I lay awake at night in the valley and stick to my sheets.  I can see the city through the window at my feet.  But I think about myself more than I think about the city, I fear my own pride and weakness more than any AIDS epidemic, and some days I only love the fatherless because their loneliness reminds me of my own.

In all these things there is a taste of the Fall.  Everything from my deep self-obsession and insecurity to the tears of orphans and disintegrating young women- it all bears the echo of the Liar and Accuser – bits of death and hell.
 
Somehow all of this time of being in Africa, all of this time of being alive, is about learning to hope – to look past the dump of the world and the card tricks of the enemy to see what is unseen: the father with fierce fists and open arms poised to lose everything and stop at nothing just to bring us home, the Father whose ears prick at the sound of orphan cries and whose blood boils when no one answers.
 
So I’m fighting for faith like Abraham.
 
In hope he believed against hope, that he should become the father of many nations, as he had been told, “So shall your offspring be.”
 
He did not weaken in faith when he considered his own body, which was as good as dead (since he was about a hundred years old), or when he considered the barrenness of Sarah’s womb.
 
No distrust made him waver concerning the promise of God, but he grew strong in his faith as he gave glory to God, fully convinced that God was able to do what he had promised. That is why his faith was “counted to him as righteousness.”
 
But the words “it was counted to him” were not written for his sake alone, but for ours also. It will be counted to us who believe in him who raised from the dead Jesus our Lord, who was delivered up for our trespasses and raised for our justification.

After a year and a half in Africa I feel like I write the same blog over and over again: light vs. dark; the tug of orphans at my own heart and the heart of God; the brief, beautiful reminders of redemption and the confident, if impatient, longing for full redemption; the ever deepening “amen. come, Lord Jesus.” that comes in the last strokes of scripture and in every moment we feel the bite of the world.

It all adds up to a moment I can’t get out of, or, perhaps, the moment we all find ourselves in: the tension that comes between the resurrection and the kingdom fully come.

For now we see in a mirror dimly, but then face to face; now I know in part, but then I shall know fully just as I have been fully known. – Paul (the fierce terrorist who met fiercer grace)

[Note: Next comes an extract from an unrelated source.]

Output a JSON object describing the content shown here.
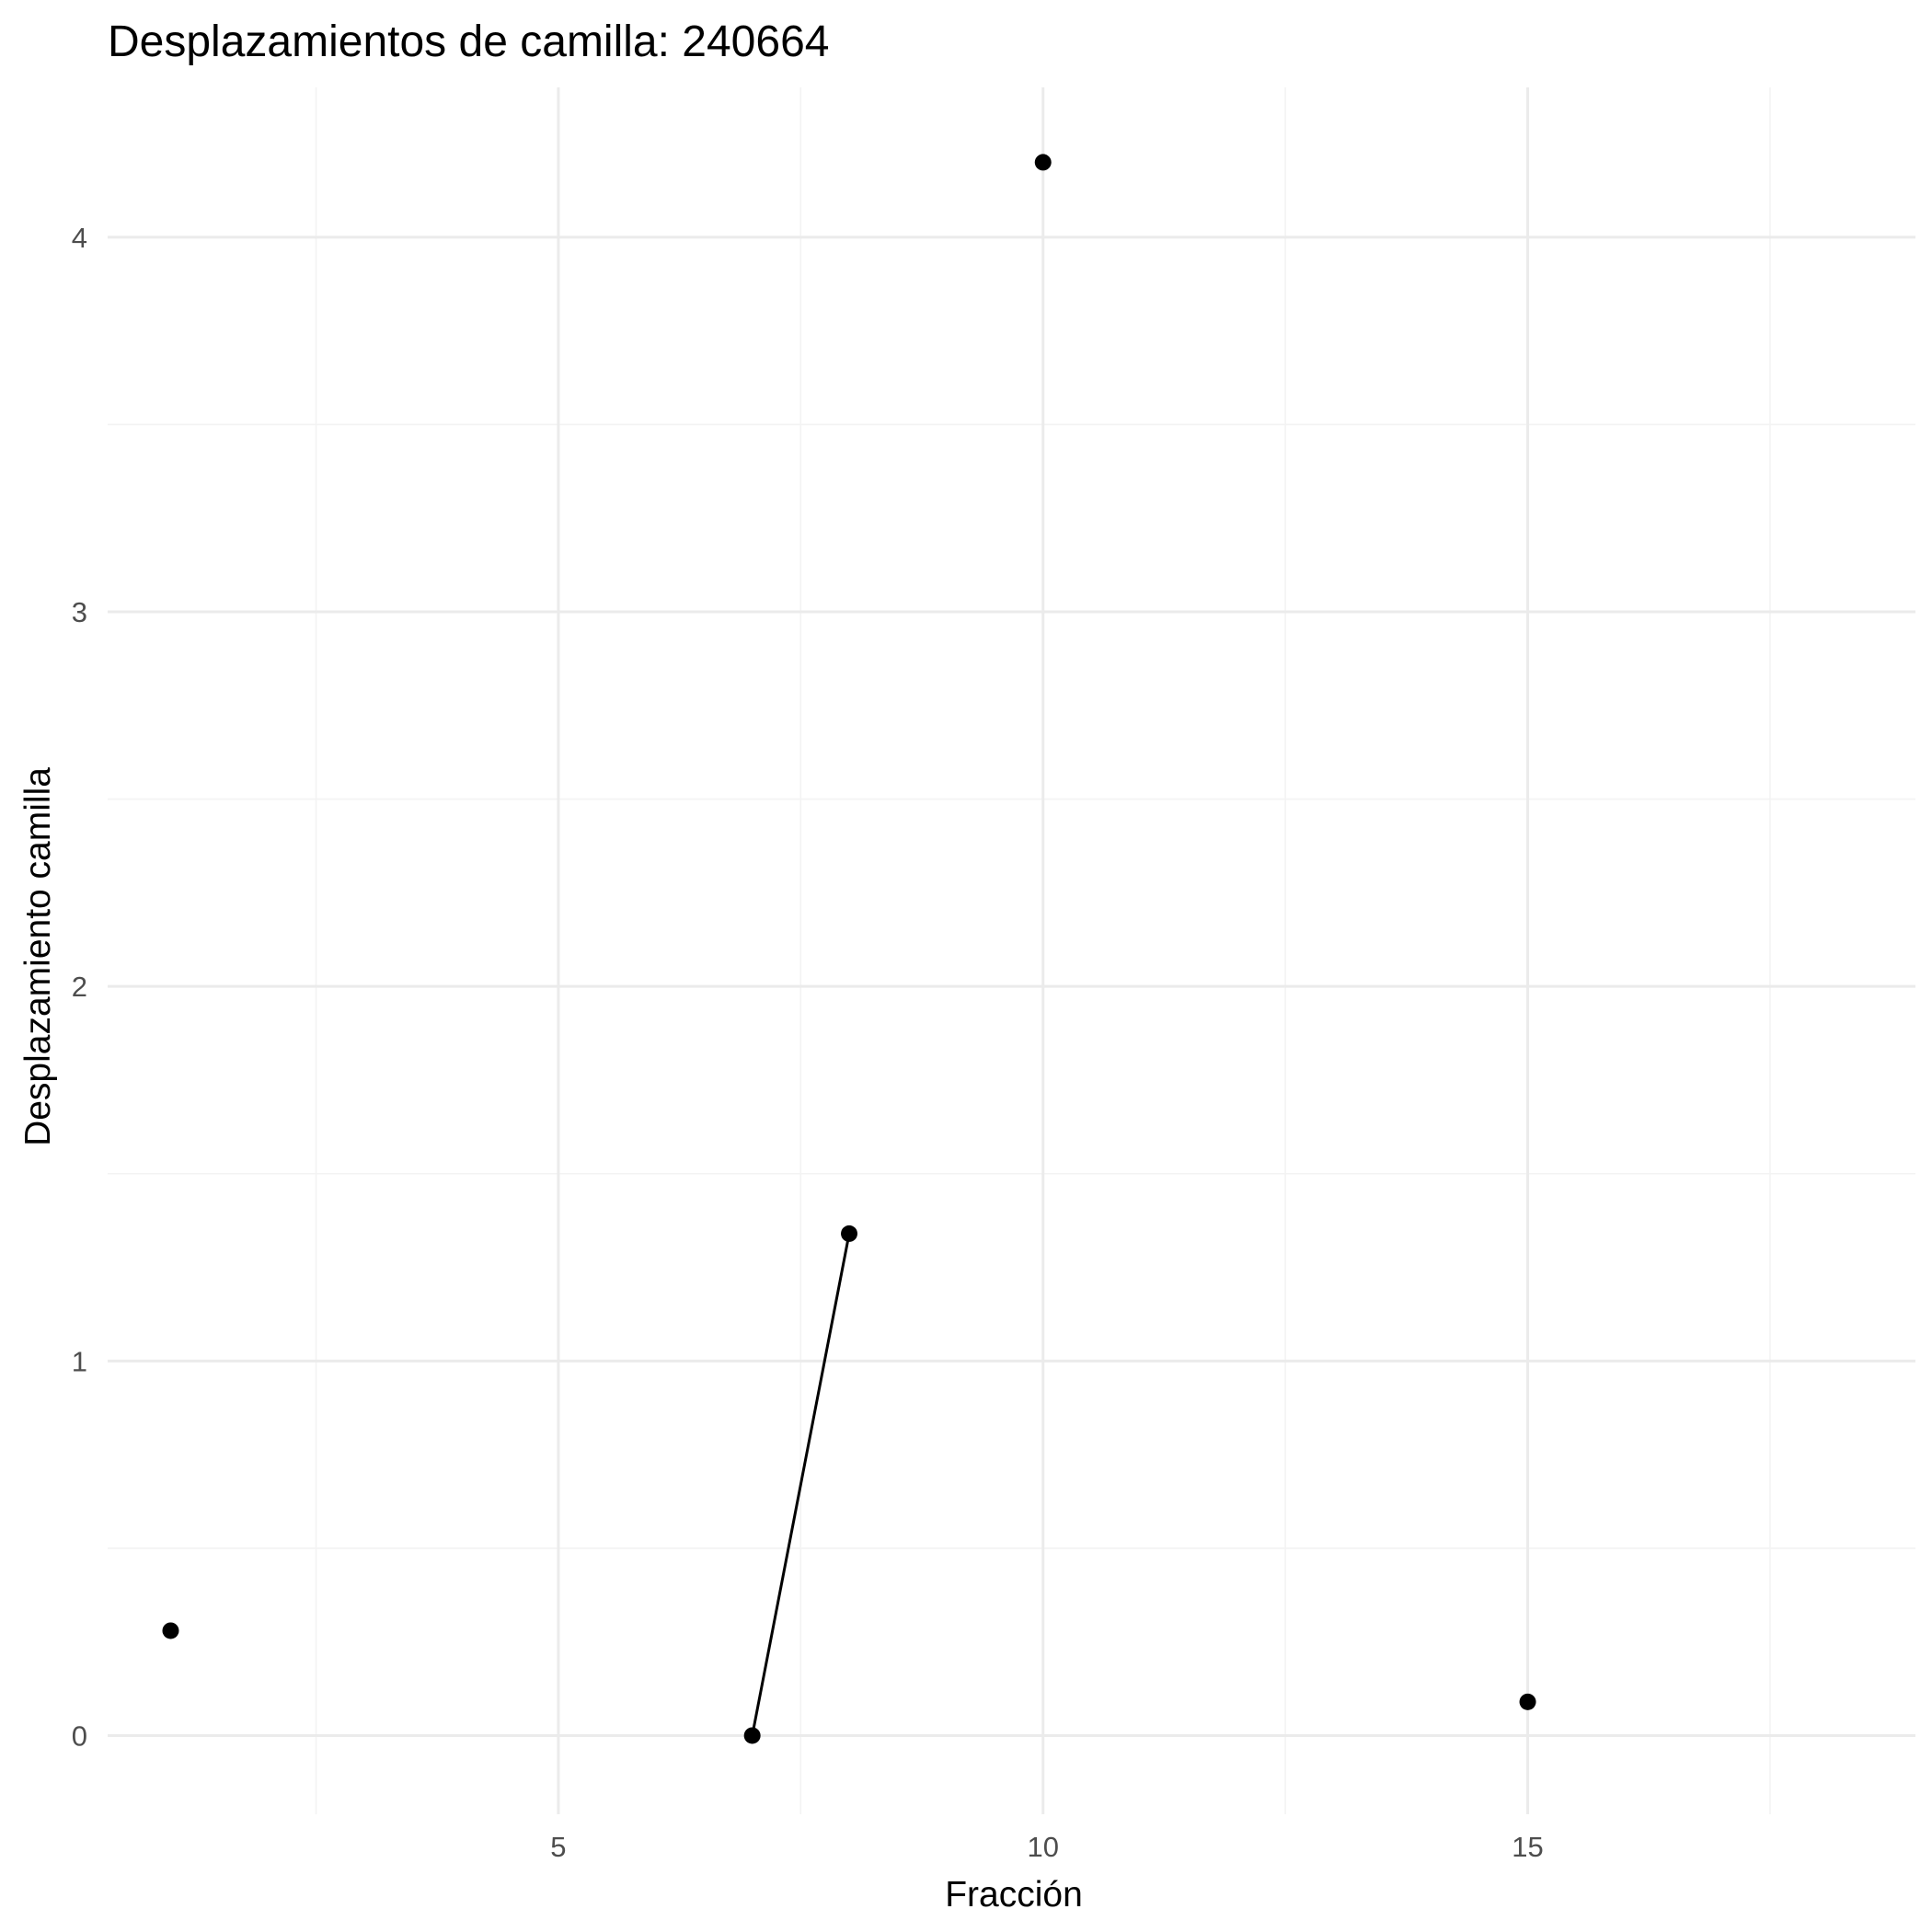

Thanks for reading these things.

Your eyes must be burned out by now.  If I was something more financially rigged than a missionary we could all go to the optometrist on my dime, at the same time even, one big party of getting our sight back and comparing prescriptions.  I’d get some glasses like Elvis Costello and you could try something slick like disposable contacts.

maybe someday.

grace and peace.

3 Comments

  1. matt! I ove this blog, even though it made me cry. I miss those times, though when all feels lost and then God shows up. Hold on to those moments! Know that I am praying for you and am Glad you are over there, making a differnece in so many lives!

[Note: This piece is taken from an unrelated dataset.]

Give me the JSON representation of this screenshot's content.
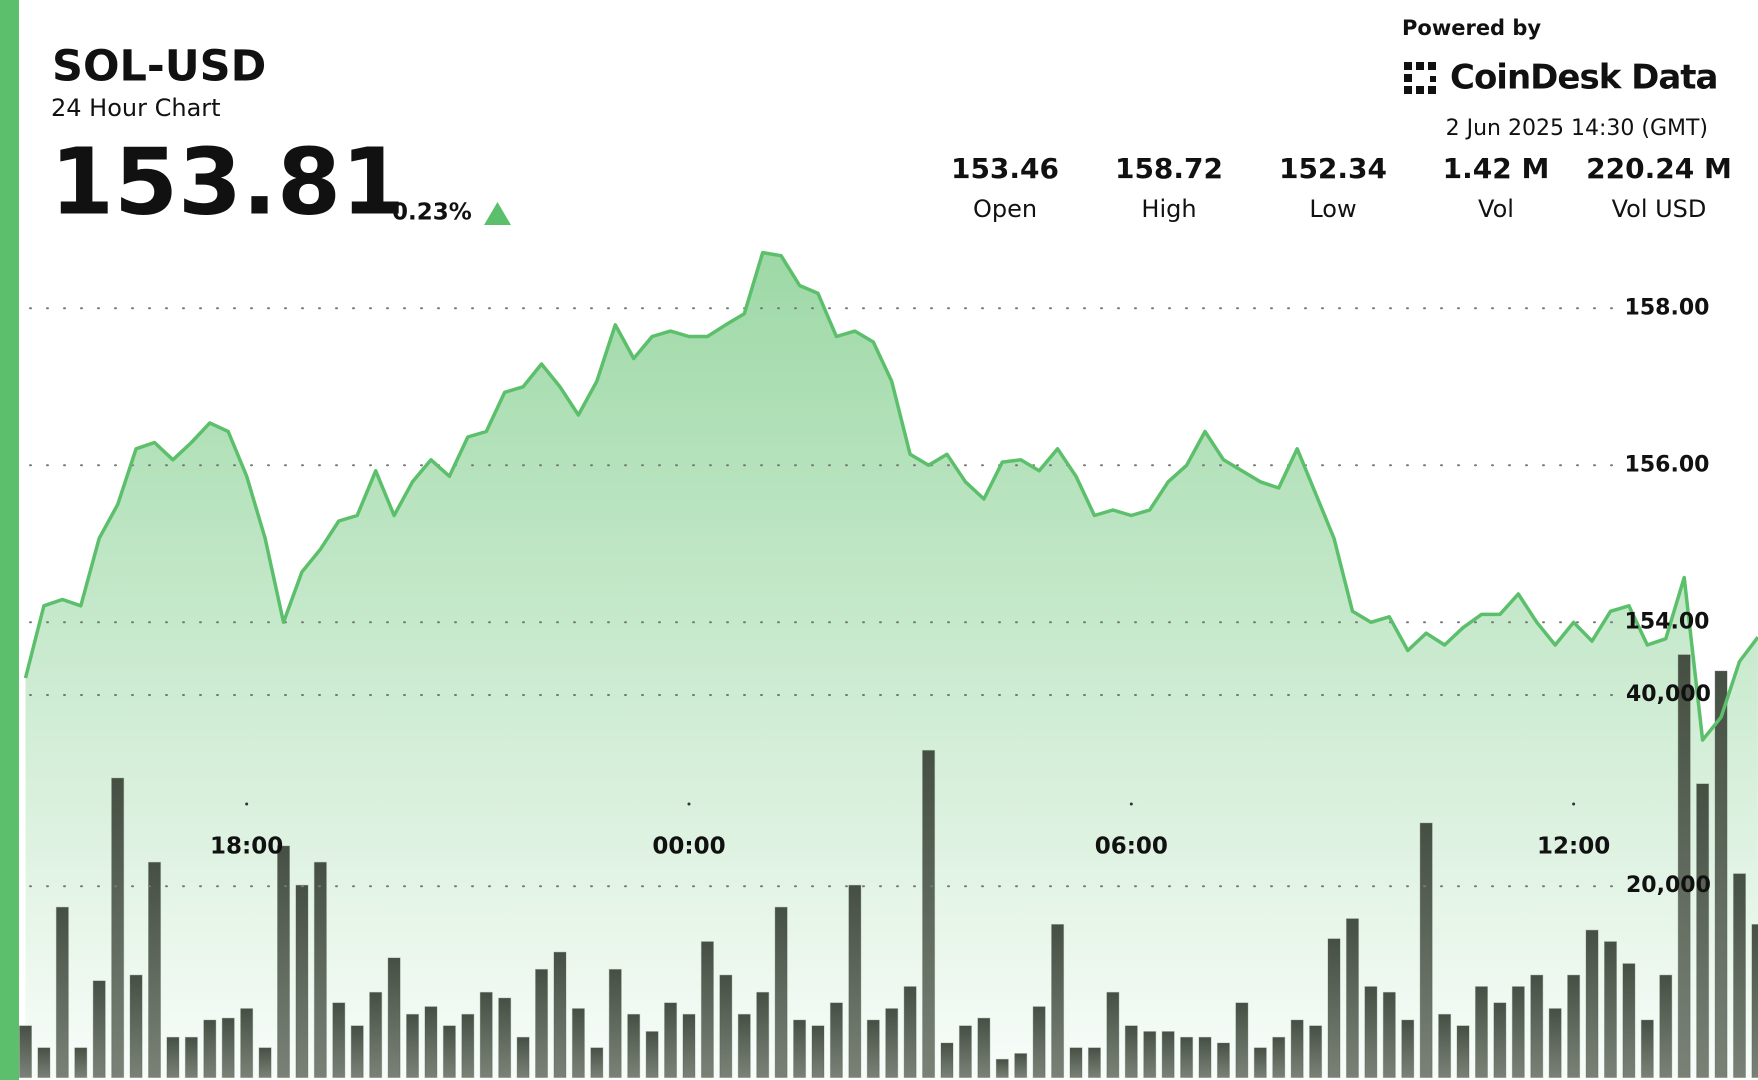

    PS. I took my students to the arc cause they work there now, and I saw one of your green shirts. I thought of and missed you!

    PPS. No one else better be stealing my goodnights! =).

    praying for you!

  2. You are a poet, Matt. To see and write about both the splendor and the repulsiveness of an area with such images is a gift. Just like God, you see in these people something so lovely, yet also the grip of sin and Satan that permeates the area.
    Fight on, soldier!

  3. My eyes do burn, but it’s because your writing caused a girl to cry. Thanks for sharing your heart, it is beautiful.